What to pull: Recent tweets from network accounts, filtered by engagement threshold.
Dedup: Tweet ID. Skip retweets without commentary. Quote tweets are separate items.
rss adapter
Source: RSS/Atom feeds via feedparser
Config: List of feed URLs with domain routing.
What to pull: New articles since last poll. Full text via Crawl4AI (JS-rendered) or trafilatura (fallback).
Dedup: Article URL.
solana adapter
Source: Solana RPC / program event logs
Config: List of program addresses to monitor.
What to pull: Governance events (new proposals, vote results, treasury operations).
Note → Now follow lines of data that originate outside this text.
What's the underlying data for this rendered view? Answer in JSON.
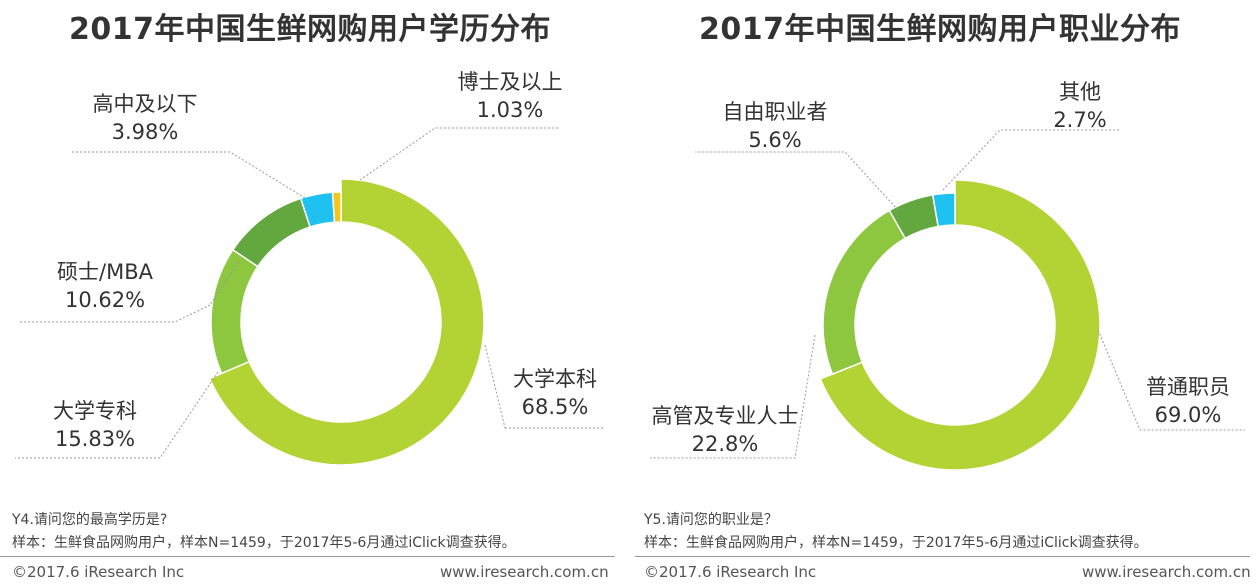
{
  "chart_data": [
    {
      "type": "pie",
      "variant": "donut",
      "title": "2017年中国生鲜网购用户学历分布",
      "labels": [
        "大学本科",
        "大学专科",
        "硕士/MBA",
        "高中及以下",
        "博士及以上"
      ],
      "values": [
        68.5,
        15.83,
        10.62,
        3.98,
        1.03
      ],
      "value_labels": [
        "68.5%",
        "15.83%",
        "10.62%",
        "3.98%",
        "1.03%"
      ],
      "colors": [
        "#b3d334",
        "#8dc63f",
        "#62a83f",
        "#1ec1f0",
        "#f7c61d"
      ],
      "question": "Y4.请问您的最高学历是?",
      "sample": "样本：生鲜食品网购用户，样本N=1459，于2017年5-6月通过iClick调查获得。"
    },
    {
      "type": "pie",
      "variant": "donut",
      "title": "2017年中国生鲜网购用户职业分布",
      "labels": [
        "普通职员",
        "高管及专业人士",
        "自由职业者",
        "其他"
      ],
      "values": [
        69.0,
        22.8,
        5.6,
        2.7
      ],
      "value_labels": [
        "69.0%",
        "22.8%",
        "5.6%",
        "2.7%"
      ],
      "colors": [
        "#b3d334",
        "#8dc63f",
        "#62a83f",
        "#1ec1f0"
      ],
      "question": "Y5.请问您的职业是？",
      "sample": "样本：生鲜食品网购用户，样本N=1459，于2017年5-6月通过iClick调查获得。"
    }
  ],
  "footer": {
    "copyright": "©2017.6 iResearch Inc",
    "url": "www.iresearch.com.cn"
  }
}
Not routine transfers.
Significance filter: Only events that change governance state.
Setup checklist
- Forgejo account with API token (write access to teleo-codex)
- SSH key or HTTPS token for git push to Forgejo
- SQLite database file for dedup staging
ingestion-config.yamlwith source definitions- Cron or systemd timer on VPS
- Test: single adapter → one source file → push → PR → verify webhook triggers eval
Files to read
| File | What it tells you |
|---|---|
schemas/source.md |
Canonical source archive schema |
schemas/claim.md |
What agents produce from your sources (downstream) |
skills/extract.md |
The extraction process agents run on your files |
CONTRIBUTING.md |
Human contributor workflow (similar pattern) |
CLAUDE.md |
Full collective operating manual |
inbox/archive/*.md |
Real examples of archived sources |
Cost model
| Component | Cost |
|---|---|
| VPS (Hetzner CAX31) | ~$15/mo |
| X API (twitterapi.io) | ~$100/mo |
| Daemon compute | Negligible (polling + formatting) |
| Agent extraction (downstream) | Covered by Claude Max subscription on VPS |
| Total ingestion | ~$115/mo fixed |
The expensive part (LLM calls for extraction and evaluation) happens downstream in the agent pipeline, not in the daemon. The daemon itself is cheap — it's just HTTP requests, text formatting, and git operations.